Le premier semestre 2017 se termine en fanfare pour la French Tech. D’après les chiffres du cabinet d’études CB Insights, la France a totalisé 1,7 milliard d’euros de levées de fonds. C’est certain, les jeunes pousses tricolores affichent leur dynamisme et font concurrence à leurs pairs britanniques et allemands.

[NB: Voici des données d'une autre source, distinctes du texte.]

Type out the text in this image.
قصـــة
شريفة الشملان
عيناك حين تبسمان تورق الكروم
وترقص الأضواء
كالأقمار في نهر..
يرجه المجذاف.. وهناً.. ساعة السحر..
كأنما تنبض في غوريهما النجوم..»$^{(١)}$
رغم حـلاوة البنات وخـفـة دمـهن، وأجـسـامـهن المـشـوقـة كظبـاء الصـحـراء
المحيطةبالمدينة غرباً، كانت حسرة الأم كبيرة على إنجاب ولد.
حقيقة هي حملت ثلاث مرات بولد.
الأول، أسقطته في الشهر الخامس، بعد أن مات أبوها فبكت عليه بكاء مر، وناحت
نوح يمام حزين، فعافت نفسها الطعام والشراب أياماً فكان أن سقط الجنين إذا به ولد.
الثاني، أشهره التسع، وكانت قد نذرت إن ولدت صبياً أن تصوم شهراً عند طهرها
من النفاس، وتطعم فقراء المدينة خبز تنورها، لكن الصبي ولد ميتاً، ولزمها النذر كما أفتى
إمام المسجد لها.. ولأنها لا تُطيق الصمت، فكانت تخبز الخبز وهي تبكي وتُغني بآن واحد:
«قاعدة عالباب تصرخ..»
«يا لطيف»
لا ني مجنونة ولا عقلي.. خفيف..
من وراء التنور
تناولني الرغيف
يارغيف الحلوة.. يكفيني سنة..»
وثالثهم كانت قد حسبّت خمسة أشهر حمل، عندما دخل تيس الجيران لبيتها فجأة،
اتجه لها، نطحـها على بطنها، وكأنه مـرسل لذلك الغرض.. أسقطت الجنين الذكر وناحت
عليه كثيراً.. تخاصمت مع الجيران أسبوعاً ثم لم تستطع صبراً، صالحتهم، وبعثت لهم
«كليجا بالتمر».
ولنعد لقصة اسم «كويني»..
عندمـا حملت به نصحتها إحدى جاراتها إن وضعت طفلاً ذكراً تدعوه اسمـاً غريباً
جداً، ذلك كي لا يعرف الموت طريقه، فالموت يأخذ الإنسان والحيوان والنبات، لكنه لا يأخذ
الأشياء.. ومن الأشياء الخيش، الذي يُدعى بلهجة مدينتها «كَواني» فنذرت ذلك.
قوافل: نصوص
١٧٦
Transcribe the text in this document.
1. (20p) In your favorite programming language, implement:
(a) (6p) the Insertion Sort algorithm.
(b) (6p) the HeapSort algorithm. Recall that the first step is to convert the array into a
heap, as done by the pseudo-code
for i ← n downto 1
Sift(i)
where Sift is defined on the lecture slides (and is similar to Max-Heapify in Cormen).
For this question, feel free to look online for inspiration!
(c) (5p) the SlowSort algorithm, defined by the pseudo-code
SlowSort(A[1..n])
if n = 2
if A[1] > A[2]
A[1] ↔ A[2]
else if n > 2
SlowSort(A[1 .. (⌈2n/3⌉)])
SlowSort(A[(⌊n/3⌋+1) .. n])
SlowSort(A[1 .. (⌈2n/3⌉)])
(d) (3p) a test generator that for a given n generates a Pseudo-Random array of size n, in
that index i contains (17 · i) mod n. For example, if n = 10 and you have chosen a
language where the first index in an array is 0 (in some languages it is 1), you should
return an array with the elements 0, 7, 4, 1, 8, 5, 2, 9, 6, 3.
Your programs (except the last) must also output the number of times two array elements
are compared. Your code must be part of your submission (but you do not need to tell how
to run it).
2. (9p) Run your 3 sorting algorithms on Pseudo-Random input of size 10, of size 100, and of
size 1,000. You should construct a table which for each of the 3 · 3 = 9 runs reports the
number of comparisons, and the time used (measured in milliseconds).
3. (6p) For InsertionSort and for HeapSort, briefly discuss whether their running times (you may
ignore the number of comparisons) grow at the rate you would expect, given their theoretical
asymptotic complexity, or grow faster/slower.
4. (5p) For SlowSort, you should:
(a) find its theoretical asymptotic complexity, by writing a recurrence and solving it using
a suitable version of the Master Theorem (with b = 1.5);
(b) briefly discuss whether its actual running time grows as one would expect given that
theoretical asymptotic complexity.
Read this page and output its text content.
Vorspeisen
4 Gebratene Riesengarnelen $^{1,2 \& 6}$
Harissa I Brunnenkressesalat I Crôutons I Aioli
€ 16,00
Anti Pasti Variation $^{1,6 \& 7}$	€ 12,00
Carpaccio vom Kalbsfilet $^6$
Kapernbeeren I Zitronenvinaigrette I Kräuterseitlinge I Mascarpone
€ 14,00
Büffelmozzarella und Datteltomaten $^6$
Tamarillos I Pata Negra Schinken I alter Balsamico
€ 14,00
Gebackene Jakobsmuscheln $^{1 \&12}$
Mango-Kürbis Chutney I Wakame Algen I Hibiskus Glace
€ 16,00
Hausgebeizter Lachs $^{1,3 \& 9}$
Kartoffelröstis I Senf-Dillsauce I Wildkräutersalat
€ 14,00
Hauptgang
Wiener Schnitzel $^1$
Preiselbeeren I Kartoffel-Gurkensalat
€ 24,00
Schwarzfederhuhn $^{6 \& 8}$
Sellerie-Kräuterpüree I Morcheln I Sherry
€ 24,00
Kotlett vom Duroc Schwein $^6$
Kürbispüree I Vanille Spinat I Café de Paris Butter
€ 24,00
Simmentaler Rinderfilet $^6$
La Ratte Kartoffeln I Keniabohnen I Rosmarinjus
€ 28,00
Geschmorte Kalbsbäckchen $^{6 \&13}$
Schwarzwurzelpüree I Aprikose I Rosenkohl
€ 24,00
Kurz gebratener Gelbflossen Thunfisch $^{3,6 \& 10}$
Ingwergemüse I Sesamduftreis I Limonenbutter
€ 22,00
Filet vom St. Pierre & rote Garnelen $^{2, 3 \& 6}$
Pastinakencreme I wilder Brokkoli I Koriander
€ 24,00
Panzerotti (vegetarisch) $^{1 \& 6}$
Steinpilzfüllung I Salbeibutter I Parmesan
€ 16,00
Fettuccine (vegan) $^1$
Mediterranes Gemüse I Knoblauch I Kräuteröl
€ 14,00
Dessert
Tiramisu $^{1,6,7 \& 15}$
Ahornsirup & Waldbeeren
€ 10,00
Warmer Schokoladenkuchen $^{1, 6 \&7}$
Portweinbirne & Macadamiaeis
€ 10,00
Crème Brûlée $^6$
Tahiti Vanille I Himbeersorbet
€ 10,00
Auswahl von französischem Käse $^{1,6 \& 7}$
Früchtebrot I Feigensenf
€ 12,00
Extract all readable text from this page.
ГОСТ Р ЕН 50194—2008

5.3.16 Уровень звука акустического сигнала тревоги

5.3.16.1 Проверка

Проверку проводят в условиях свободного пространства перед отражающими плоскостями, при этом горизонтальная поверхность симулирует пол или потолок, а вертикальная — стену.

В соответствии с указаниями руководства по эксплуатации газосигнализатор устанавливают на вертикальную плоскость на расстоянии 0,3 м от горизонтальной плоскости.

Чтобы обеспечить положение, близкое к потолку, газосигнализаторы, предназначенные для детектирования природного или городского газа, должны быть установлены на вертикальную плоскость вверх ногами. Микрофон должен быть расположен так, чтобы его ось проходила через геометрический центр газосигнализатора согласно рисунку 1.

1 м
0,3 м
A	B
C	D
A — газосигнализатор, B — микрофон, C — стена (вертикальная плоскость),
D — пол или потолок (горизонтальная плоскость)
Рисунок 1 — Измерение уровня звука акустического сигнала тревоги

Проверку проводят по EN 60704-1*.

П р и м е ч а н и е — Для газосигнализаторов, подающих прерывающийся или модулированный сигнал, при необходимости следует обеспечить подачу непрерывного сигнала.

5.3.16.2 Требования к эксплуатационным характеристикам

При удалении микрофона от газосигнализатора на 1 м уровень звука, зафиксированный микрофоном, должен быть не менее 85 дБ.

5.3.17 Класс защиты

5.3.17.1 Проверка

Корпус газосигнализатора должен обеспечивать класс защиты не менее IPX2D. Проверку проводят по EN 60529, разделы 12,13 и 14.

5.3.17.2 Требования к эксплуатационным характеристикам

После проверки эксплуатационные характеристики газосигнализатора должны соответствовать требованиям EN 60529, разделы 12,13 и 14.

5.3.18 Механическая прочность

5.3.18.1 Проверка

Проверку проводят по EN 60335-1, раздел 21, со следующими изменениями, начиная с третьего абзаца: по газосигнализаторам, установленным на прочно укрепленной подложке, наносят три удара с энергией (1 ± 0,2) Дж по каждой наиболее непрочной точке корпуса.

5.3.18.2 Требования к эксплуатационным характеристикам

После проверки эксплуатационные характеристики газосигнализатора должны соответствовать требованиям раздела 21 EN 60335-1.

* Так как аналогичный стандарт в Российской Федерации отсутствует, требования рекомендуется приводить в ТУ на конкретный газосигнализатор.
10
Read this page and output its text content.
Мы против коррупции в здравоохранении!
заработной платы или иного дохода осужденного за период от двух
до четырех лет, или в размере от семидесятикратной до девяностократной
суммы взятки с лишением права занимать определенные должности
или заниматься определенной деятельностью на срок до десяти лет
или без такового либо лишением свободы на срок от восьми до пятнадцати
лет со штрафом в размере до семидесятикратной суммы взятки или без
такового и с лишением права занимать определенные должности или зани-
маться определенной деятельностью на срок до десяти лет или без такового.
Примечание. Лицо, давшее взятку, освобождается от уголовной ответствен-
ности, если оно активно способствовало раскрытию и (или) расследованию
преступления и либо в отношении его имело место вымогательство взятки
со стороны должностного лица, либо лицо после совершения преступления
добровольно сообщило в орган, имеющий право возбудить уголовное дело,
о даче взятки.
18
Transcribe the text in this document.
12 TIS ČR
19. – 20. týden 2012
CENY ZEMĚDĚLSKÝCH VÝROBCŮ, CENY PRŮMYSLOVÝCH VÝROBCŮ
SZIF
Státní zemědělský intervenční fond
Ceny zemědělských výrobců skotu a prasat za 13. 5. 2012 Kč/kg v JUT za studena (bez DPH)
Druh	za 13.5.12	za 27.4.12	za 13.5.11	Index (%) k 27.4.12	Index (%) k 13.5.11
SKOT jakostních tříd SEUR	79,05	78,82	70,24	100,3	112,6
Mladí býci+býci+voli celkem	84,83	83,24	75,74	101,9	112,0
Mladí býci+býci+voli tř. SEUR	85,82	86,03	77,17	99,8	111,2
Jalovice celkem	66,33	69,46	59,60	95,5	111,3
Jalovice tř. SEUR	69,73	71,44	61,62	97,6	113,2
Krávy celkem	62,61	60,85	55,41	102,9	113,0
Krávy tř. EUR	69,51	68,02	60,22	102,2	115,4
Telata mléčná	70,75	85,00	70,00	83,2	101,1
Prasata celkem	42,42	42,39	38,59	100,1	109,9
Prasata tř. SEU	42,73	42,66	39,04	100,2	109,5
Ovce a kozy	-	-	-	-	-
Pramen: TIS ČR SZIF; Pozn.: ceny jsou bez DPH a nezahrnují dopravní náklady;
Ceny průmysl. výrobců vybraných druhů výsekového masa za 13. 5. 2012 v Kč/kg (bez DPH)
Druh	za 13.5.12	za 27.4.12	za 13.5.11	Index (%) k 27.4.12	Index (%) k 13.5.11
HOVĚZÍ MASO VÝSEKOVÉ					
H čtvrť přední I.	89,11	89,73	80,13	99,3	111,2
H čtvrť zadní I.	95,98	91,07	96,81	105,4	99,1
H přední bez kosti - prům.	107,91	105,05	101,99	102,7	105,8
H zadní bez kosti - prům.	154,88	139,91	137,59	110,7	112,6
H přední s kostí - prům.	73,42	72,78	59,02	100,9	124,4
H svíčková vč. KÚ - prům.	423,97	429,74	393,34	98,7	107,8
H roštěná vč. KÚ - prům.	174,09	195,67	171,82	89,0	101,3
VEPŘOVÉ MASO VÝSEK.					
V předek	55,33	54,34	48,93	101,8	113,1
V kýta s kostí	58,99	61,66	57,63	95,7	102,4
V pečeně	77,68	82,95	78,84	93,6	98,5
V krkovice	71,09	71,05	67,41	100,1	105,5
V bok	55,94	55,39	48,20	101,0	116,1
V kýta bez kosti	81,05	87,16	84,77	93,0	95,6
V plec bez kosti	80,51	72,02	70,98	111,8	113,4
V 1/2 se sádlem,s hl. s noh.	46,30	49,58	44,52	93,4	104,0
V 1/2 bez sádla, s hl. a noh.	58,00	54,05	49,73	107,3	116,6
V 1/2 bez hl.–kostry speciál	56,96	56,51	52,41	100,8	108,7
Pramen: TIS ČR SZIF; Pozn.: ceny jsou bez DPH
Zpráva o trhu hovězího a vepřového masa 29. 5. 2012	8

Plus de deals, plus de montants levés, la French Tech a la pêche

355 deals en 6 mois selon les études , la French Tech n’a jamais connu un nombre aussi important de levées de fonds. Mieux, elle est sur le point de dépasser ses statistiques (1,8 milliard d’euros, NDLR) réalisées sur l’ensemble de l’année 2016. Si la French Tech garde le cap, l’année 2017 devrait totaliser 716 deals pour un peu moins de 3,5 milliards de dollars, ce qui représenterait une hausse de près de 40 %, un record.

Concrètement, le premier trimestre 2017 a été particulièrement dynamique avec 188 deals, contre 150 au 3e trimestre 2016 (considéré comme une période faste pour la French Tech) avec toutefois un montant relativement faible — 495 millions d’euros soit un peu moins que les deux derniers trimestres 2016.

Pour le second trimestre 2017, c’est le contraire que l’on constate. En effet, le nombre de levées de fond a nettement baissé — 167 — alors que les montants ont été multipliés par 3 avec 1,2 milliard d’euros récoltés. Pourquoi ? Les 3 levées de fonds record, à savoir OVH avec 400 millions d’euros, Data4 Group avec 250 millions d’euros et Actility avec 70 millions d’euros, ont été réalisées durant cette période.

La France occupe la troisième marche du podium européen

Malgré cette hausse à tous les niveaux, la France se retrouve encore derrière l’Angleterre et l’Allemagne. La raison ? Les tickets d’entrée sont relativement faibles dans l’Hexagone, 7,3 millions d’euros contre 8,7 millions outre-Manche et 9,7 millions outre-Rhin. Par ailleurs, les principaux adversaires de l’Hexagone ont réalisé de nombreux deals de plus de 100 millions d’euros.

Aussi, malgré un nombre important d’opérations par rapport à l’Allemagne – 355 contre 232 –  la France occupe encore la troisième place du podium. Soulignons toutefois qu’au deuxième trimestre, la French Tech a largement battu ses pairs allemands à tous les niveaux. Exactement : 188 levées de fonds pour un montant de 1,2 milliard d’euros contre 112 opérations pour un total de 1,1 milliard d’euros.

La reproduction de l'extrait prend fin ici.